El primer ministro griego, el conservador Andonis Samarás, expresó esta mañana su disgusto por la falta de acuerdo sobre el desembolso de los nuevos tramos de financiación y la estrategia para mantener la sostenibilidad de la deuda con que concluyó la reunión del Eurogrupo.

"Cualquier dificultad técnica a la hora de encontrar una solución técnica no es excusa para ninguna laxitud o retraso", afirmó Samarás en un comunicado de prensa.

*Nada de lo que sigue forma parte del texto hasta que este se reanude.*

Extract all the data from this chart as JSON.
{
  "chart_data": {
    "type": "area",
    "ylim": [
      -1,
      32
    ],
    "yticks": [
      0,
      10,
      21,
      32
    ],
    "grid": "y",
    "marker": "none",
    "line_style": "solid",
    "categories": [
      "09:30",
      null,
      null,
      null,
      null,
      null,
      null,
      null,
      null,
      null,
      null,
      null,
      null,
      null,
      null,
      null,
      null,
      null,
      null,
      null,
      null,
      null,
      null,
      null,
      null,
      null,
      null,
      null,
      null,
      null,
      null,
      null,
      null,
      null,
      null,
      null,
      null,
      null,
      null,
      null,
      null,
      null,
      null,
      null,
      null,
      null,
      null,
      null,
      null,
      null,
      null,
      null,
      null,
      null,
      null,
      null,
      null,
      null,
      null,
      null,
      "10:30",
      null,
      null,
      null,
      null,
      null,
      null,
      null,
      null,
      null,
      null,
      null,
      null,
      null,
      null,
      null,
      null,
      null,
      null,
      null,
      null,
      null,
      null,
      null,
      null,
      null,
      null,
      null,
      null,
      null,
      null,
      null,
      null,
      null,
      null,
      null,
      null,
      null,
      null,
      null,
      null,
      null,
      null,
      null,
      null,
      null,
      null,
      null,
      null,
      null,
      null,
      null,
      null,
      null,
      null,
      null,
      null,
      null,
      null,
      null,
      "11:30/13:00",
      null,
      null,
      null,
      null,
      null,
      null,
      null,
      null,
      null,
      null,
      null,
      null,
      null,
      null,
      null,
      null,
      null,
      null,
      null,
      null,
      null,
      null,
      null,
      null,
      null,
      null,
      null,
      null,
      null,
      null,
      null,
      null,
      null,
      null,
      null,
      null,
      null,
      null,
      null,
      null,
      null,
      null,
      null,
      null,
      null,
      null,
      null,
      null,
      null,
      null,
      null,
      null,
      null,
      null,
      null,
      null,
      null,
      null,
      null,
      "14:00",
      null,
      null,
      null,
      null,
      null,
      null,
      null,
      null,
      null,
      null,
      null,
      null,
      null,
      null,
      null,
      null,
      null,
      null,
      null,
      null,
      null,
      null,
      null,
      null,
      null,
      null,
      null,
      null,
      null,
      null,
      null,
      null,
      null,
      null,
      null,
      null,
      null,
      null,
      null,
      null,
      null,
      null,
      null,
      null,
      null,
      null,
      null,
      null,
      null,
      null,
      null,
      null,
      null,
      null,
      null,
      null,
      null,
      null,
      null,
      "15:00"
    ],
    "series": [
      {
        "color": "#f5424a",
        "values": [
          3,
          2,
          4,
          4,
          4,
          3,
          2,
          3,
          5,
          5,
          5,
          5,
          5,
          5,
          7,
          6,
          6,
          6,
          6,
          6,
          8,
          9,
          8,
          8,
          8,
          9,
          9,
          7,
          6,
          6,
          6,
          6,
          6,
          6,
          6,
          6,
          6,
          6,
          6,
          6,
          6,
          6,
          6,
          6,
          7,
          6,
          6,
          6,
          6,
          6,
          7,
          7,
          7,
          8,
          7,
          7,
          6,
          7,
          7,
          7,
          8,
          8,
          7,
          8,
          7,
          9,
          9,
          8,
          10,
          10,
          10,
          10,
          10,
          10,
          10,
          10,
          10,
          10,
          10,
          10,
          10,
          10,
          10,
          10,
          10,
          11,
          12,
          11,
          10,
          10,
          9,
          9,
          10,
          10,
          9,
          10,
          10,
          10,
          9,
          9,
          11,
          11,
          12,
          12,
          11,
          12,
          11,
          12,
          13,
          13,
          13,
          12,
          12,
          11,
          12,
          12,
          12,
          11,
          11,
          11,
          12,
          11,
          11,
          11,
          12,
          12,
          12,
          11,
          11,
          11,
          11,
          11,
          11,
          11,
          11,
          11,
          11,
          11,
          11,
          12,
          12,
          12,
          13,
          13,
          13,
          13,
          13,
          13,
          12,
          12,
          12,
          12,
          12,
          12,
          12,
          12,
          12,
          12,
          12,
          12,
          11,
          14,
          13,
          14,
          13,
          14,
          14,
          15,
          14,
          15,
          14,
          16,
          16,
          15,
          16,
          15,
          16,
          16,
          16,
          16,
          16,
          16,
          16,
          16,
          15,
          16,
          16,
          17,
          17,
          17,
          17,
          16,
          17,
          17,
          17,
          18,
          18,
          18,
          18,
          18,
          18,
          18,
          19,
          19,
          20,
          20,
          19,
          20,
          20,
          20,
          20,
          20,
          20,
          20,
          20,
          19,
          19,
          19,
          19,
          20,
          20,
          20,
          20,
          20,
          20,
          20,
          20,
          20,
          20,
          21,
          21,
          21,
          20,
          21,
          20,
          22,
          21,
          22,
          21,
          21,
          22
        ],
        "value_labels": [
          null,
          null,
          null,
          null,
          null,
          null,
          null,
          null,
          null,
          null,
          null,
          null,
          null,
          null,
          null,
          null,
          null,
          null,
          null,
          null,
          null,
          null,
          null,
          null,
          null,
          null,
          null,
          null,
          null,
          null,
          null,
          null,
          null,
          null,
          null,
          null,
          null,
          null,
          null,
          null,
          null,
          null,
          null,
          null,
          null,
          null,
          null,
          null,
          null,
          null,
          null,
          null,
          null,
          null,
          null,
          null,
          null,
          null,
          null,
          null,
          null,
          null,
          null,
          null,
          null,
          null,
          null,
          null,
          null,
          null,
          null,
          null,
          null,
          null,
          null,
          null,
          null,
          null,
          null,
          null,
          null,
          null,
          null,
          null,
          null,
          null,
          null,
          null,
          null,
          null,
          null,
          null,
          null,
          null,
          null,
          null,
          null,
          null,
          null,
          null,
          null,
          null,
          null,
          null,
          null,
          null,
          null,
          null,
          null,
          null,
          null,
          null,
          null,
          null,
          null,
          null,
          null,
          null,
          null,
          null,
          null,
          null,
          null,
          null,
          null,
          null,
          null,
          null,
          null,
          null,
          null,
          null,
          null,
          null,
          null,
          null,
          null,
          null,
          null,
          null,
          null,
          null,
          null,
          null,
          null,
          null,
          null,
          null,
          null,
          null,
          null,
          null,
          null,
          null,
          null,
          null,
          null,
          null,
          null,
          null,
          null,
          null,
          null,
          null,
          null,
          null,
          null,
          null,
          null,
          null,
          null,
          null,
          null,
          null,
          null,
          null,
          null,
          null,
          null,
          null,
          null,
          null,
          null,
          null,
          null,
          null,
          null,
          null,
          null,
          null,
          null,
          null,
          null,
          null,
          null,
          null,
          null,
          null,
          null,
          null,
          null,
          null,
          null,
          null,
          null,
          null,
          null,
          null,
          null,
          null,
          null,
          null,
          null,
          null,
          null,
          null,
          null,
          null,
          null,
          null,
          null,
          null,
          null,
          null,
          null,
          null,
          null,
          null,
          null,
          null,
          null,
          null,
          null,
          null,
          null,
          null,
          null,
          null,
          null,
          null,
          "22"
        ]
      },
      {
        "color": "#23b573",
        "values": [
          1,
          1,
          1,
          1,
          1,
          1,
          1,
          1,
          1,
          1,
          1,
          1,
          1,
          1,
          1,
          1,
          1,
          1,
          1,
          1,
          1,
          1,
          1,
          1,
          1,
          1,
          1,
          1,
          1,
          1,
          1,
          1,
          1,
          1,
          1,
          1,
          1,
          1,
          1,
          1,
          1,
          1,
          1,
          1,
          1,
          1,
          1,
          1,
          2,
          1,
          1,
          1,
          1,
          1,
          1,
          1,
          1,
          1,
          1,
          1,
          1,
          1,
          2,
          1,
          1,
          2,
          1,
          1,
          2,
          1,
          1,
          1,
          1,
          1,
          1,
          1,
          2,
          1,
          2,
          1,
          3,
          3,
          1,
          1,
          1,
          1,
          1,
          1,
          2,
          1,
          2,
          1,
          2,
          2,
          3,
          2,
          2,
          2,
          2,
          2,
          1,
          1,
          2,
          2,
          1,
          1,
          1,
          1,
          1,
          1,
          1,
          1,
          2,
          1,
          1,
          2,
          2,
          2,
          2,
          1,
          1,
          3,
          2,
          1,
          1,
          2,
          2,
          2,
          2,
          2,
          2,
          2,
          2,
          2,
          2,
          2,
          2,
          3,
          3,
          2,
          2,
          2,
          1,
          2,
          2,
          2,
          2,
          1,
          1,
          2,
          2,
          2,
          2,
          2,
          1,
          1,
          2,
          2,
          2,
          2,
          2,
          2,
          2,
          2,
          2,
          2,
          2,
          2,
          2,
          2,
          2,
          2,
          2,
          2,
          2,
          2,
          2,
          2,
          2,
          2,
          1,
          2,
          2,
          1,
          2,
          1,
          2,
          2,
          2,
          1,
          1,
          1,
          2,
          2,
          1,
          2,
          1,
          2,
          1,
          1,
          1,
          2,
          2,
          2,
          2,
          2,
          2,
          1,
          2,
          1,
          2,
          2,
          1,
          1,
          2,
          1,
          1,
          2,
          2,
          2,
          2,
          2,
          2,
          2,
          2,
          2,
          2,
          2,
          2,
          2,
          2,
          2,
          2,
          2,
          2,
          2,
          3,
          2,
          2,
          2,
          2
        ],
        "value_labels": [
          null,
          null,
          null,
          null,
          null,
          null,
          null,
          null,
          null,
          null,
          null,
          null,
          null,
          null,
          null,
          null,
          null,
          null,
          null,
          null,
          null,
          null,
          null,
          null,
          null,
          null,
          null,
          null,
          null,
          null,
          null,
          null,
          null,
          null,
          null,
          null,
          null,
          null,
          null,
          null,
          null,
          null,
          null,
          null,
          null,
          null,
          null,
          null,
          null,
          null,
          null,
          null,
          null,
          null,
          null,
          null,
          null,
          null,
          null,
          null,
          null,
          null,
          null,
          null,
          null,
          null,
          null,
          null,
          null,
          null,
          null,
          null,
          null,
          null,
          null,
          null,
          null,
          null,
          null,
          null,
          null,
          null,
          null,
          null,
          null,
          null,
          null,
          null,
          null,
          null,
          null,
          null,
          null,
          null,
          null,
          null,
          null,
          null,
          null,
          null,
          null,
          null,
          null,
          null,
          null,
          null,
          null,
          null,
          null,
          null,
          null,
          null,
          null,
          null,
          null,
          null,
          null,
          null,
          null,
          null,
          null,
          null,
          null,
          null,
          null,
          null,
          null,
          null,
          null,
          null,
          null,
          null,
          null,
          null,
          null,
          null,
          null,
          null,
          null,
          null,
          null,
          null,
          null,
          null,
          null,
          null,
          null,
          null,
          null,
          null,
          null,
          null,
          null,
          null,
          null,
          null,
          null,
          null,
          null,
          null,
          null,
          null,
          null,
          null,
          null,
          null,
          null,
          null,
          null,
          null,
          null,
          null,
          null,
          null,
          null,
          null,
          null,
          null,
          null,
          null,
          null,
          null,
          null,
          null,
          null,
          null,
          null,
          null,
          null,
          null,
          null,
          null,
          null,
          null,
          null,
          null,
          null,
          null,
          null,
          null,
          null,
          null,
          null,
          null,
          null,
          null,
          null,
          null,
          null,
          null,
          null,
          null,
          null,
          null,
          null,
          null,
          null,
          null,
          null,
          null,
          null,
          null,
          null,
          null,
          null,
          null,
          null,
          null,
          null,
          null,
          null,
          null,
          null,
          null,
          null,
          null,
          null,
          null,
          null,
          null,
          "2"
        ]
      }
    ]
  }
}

"Grecia ha hecho todo aquello a lo que se había comprometido. Nuestros socios, incluido el FMI, tienen que hacer también todo aquello a lo que se han comprometido", añadió.

Además, advirtió de que "la estabilidad" de Grecia y "de toda la eurozona" depende del desembolso del siguiente tramo de ayuda financiera.

El comunicado final de la reunión de ministros de Finanzas de los países de la Zona Euro subraya que Grecia ha cumplido "de manera satisfactoria" con las acciones requeridas como condición para el desembolso del nuevo tramo de ayuda financiera.

Esas acciones incluían -continúa el comunicado- nuevas y duras medidas de austeridad y un presupuesto severamente recortado, pero asegura que deberán discutirse cuestiones "técnicas" y se celebrará una nueva reunión el próximo lunes 26.

Samarás viajará hoy a Bruselas para participar en la cumbre de jefes de Estado y de Gobierno de la UE que se celebra este jueves y viernes en la capital belga.

La izquierda radical de Syriza, el principal partido de la oposición, también se ha mostrado muy crítica con la decisión del Eurogrupo, además de con las medidas adoptadas para recibir el nuevo tramo de 31.500 millones de euros.

"El gobierno está haciéndoles todos los favores que le piden y, a cambio, está recibiendo humillaciones", afirmó el diputado de Syriza Dimitris Papadimulis.